A LATE-SUMMER WALK IN THE SHOES OF A LOCAL GROWER

As late summer begins to turn to autumn, the atmosphere changes on the island of Tjörn. Hordes of summer guests leave the island and are replaced by a calm stillness. But it is also a time for harvest festivals. So, welcome to Tjörn in September to enjoy the tranquility and seasonal produce!

The island of Tjörn in southern Bohuslän is home to local producers who grow, bake and make everything from bread to vegetables. September is the perfect time to come here and sample all the goodies. It’s possible to travel around the island to visit the main producers in one day, or spend a little longer to enjoy the peace and quiet while staying overnight.

Start the day with a visit to Mölnebo odlingar (Mölnebo farms) on Tjörn's southern tip, where you’ll find herbs, root vegetables, flowers and vegetables. Pick your own tomatoes in the ‘tomato house’ – anyone who has ever picked tomatoes directly from the plant knows how much sweeter they taste than shop-bought varieties! There’s no doubt that Lars-Erik and Camilla run their organic farming with a great deal of care. If you are curious about what will be ready for harvest during your visit, why not give them a call ahead of time?

World-class herring and shellfish

After working up an appetite at Mölnebo, it’s time to enjoy a locally produced lunch; what would be more suitable than the pride of Klädesholmen, Salt & Sill. The so-called ‘boat-el’ is Sweden's first floating hotel and its restaurant has been a contributing force in raising the profile of the herring as a dining experience. Try their specialty ‘sillplanka’ (herring platter) or taste what may be the world’s best seafood – caught in the cold, fresh waters of the North Sea. After your meal, stretch your legs with a walk around the island's narrow streets, often named after those who once lived there: Skomakaregatan (Shoemaker Street), Kustroddarvägen (Coastal Rower’s Road) and Guldsmedsviken (Goldsmith’s Bay). The densely populated island is largely lined with white wooden houses, typical of the Bohuslän coast, built on and around the barren cliff landscape.

Lotta knows her sourdough

Back across the bridge, in Bleket, you will find the sourdough bakery Lottas Bak & Form. Here, the focus is on the craftsmanship of Lotta Kristensson, who consistently uses organic, cultural cereals and sourdough. The whole grain flour is scalded, the eggs are collected directly from local ecological producers and in the bakery, the stone oven is as warm as the sea view is inviting. It is no wonder that the homely bakery and café attracts both local and faraway guests. Make sure you buy a dried sourdough to take home!

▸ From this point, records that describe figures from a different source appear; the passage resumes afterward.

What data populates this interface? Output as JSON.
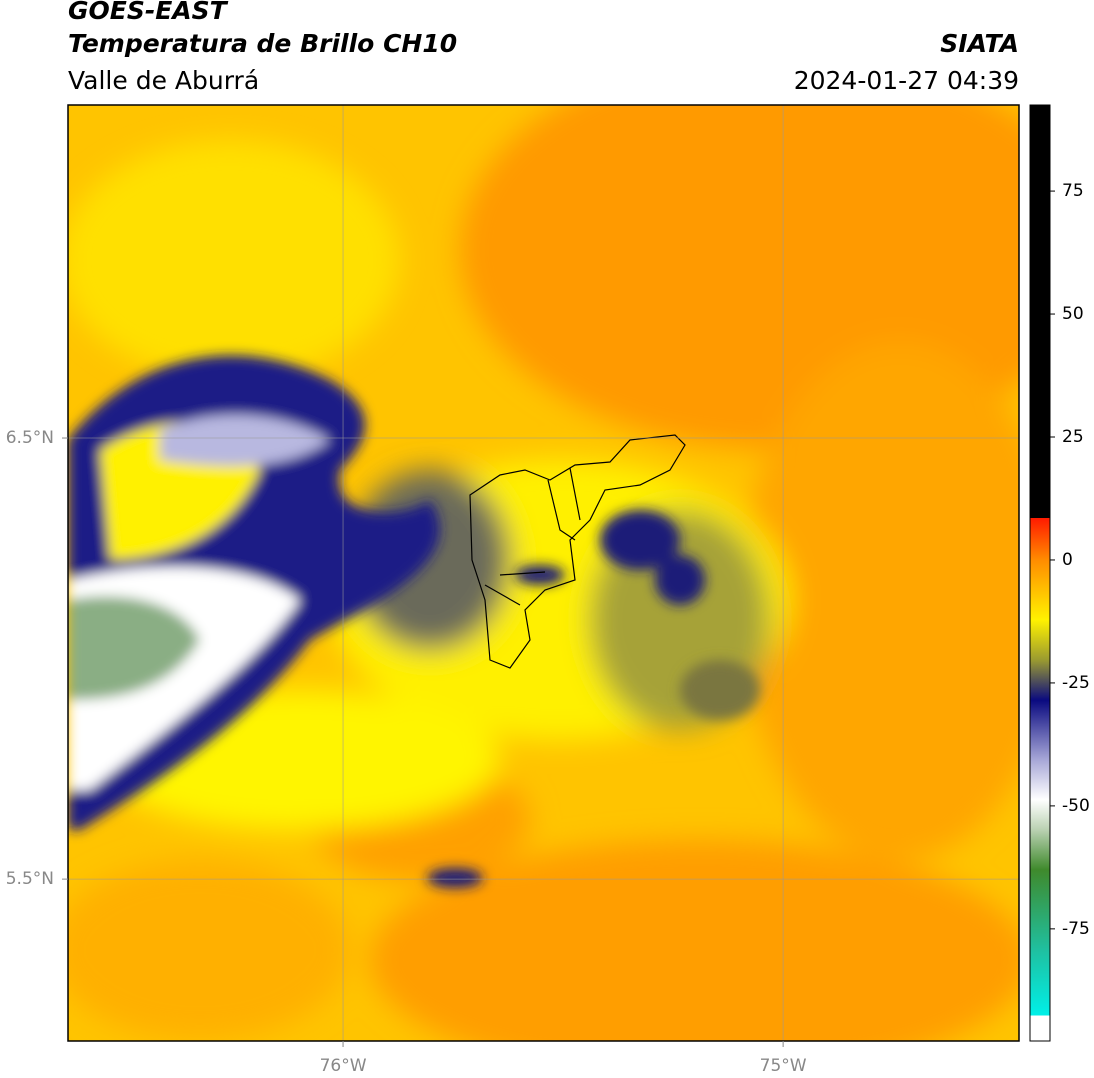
{
  "header": {
    "title": "GOES-EAST",
    "subtitle": "Temperatura de Brillo CH10",
    "region": "Valle de Aburrá",
    "source": "SIATA",
    "datetime": "2024-01-27 04:39"
  },
  "map": {
    "xlim": [
      -76.625,
      -74.464
    ],
    "ylim": [
      5.133,
      7.255
    ],
    "xticks": [
      {
        "value": -76,
        "label": "76°W"
      },
      {
        "value": -75,
        "label": "75°W"
      }
    ],
    "yticks": [
      {
        "value": 6.5,
        "label": "6.5°N"
      },
      {
        "value": 5.5,
        "label": "5.5°N"
      }
    ],
    "grid": true
  },
  "colorbar": {
    "ylim": [
      -97.8,
      92.5
    ],
    "yticks": [
      75,
      50,
      25,
      0,
      -25,
      -50,
      -75
    ]
  }
}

If the day’s activities are starting to take their toll, and you want to spend the night on Tjörn, there are several lovely options such as Salt & Sill's floating hotel, Hav & Logi (Sea & Stay) and Lekanders Bär & Boende (Lekander’s Bed & Berries).  The latter offers accommodation in a rural environment on a working farm where its berry fields can be seen from the windows.

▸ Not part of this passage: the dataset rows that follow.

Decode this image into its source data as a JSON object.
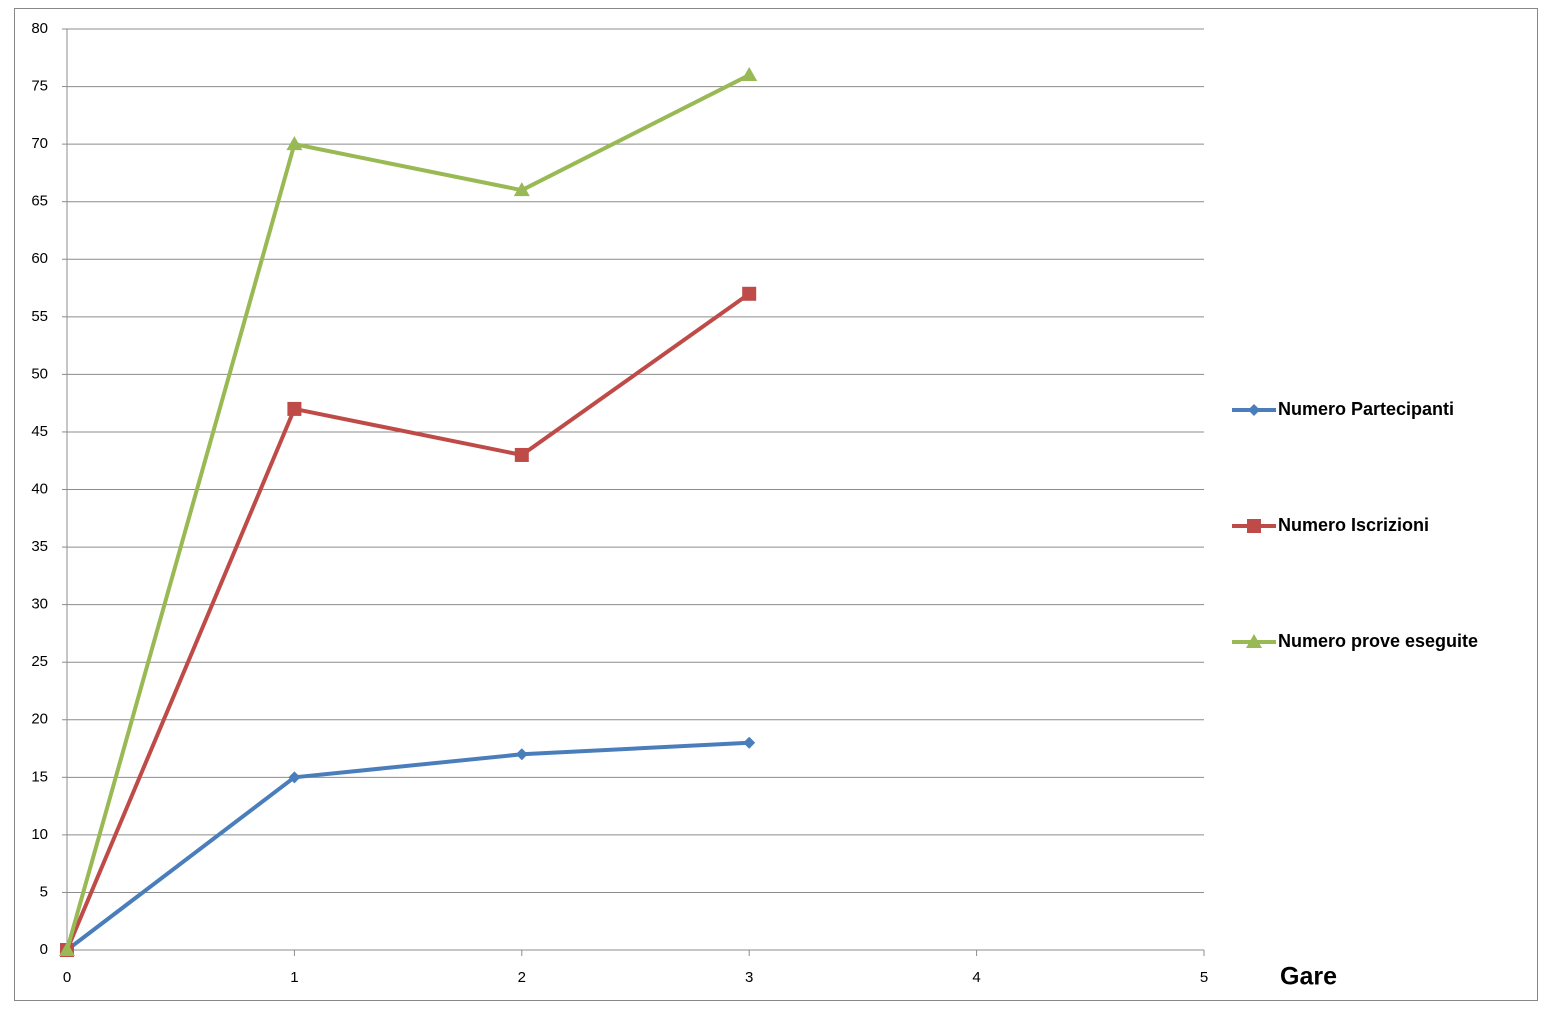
{
  "chart_data": {
    "type": "line",
    "x_label": "Gare",
    "x": [
      0,
      1,
      2,
      3
    ],
    "xlim": [
      0,
      5
    ],
    "xticks": [
      0,
      1,
      2,
      3,
      4,
      5
    ],
    "ylim": [
      0,
      80
    ],
    "yticks": [
      0,
      5,
      10,
      15,
      20,
      25,
      30,
      35,
      40,
      45,
      50,
      55,
      60,
      65,
      70,
      75,
      80
    ],
    "grid": true,
    "legend": "right",
    "series": [
      {
        "name": "Numero Partecipanti",
        "color": "#4a7ebb",
        "marker": "diamond",
        "values": [
          0,
          15,
          17,
          18
        ]
      },
      {
        "name": "Numero Iscrizioni",
        "color": "#be4b48",
        "marker": "square",
        "values": [
          0,
          47,
          43,
          57
        ]
      },
      {
        "name": "Numero prove eseguite",
        "color": "#98b954",
        "marker": "triangle",
        "values": [
          0,
          70,
          66,
          76
        ]
      }
    ]
  }
}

Photographer: Amplifyphoto/ Markus Holm

Celebrate this year's harvest with us

A September trip to Tjörn must of course be crowned with a suitable finale. It’s therefore time to head north, more specifically to area between the islands of Tjörn and Orust, where you’ll find Sundsby Manor and its farm café, restaurant and shop. Many would agree that its red wooden houses, large trees and open grass areas give it a comfortable and relaxed atmosphere. The site is of significant cultural and historical value, having been heritage listed in 1981. Sense the history, explore the area's hiking trails, and enjoy a well-composed dinner as well as a cup of coffee with home-made snacks in the typically decorated dining room or on the outdoor terrace. Remember to check the date of the big harvest market before planning your visit. You won’t want to miss local growers and craftsmen filling the entire courtyard with everything from root vegetables and vegetables to honey, juice and lambskin. The harvest festival is a rich tradition that, besides all good food, usually offers lots of fun and games.